Turnabout
- First edition
- Author: Margaret Peterson Haddix
- Language: English
- Genre: Young adult novel
- Publisher: Simon & Schuster
- Publication place: United States
- Media type: Print (hardback)
- Pages: 200

= Turnabout (Haddix novel) =

Book by Margaret Peterson Haddix

Turnabout is a novel by Margaret Peterson Haddix, set in the future. It was first published in 2000 by the Aladdin division of Simon & Schuster, Inc. The novel switches between 2002 and 2085 by chapter.

==Plot summary==
In the year 2000, 100-year-old Amelia Hazelwood was living in a nursing home, sick and tired of life. Content to die, she signs a document given to her by doctors at the nursing home with very little awareness as to what it is. However, she gradually begins to change soon afterward, beginning with the realization that she no longer needs her hearing aid and is able to swing her legs over the side of her bed again.

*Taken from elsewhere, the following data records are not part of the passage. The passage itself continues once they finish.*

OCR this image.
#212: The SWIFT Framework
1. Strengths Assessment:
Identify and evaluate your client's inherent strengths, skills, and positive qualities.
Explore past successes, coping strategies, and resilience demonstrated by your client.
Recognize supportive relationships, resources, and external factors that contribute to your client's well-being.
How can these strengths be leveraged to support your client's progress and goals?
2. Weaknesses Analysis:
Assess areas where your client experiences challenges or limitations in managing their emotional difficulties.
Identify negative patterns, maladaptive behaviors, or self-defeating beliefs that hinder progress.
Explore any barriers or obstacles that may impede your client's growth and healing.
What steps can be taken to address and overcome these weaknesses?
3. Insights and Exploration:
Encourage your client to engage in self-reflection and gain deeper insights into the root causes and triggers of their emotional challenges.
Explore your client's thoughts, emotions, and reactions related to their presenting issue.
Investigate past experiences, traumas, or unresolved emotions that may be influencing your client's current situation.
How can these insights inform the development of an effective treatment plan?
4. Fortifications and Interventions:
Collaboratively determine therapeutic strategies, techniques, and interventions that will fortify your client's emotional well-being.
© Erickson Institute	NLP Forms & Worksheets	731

She quickly learns that she and several other nursing home residents had signed an agreement with Dr. Jimson and Dr. Reed to participate in a study for an experimental drug (PT-1) that reverses the effect of aging by making telomeres grow. All the residents at the nursing home had been given the drug and are now growing younger each day. However, because the drug is experimental, it must be kept a secret. While a second chance at life seems wonderful, when Amelia's first birthday while moving back in time arrives, she finds she cannot remember anything from the last year of her life when she was growing older. The residents realize that as they grow younger, their previous memories are disappearing and being rewritten with new memories from growing younger, even though the brain has plenty of neurons left for memory. It's then found out that it's like recording while hitting the rewind button. One man, afraid of forgetting his beloved wife's funeral where so many people said such nice things, is the first to request the Cure, a secondary drug that will halt his age at that exact moment. While the Cure works successfully on lab mice, the man immediately shrivels up, dies, and turns into dust when it is administered to him.

While the doctors continue to secretly find a way to make the Cure work on humans with little success, Amelia and a friend, Anny Beth, decide to leave the nursing home and live their lives together and experience the world as they grow younger and younger. They find themselves constantly on the move, as with each year, their un-aging bodies prevent them from keeping the drug a secret. By the time Amelia, now called Melly, is sixteen and Anny Beth is eighteen, they become increasingly anxious that they will soon be unable to live on their own and become infants. With the doctors now deceased and their descendants still trying to make the Cure work, Melly and Anny Beth must find someone they can trust with their story and will take care of them when the time comes. Even more distressing is when Melly and Anny Beth realize someone they do not know named A.J. Hazelwood is trying to locate them for information they don't want to disclose.

As Melly and Anny Beth try to stay one-step ahead of the mysterious A.J. Hazelwood, they are surprised to learn that she is a descendant of both of them and had been researching her family history. The two decide to take a chance and reveal the truth regarding their identities to A.J., who eventually believes them and agrees to accept responsibility for their well-being as they unage into childhood again.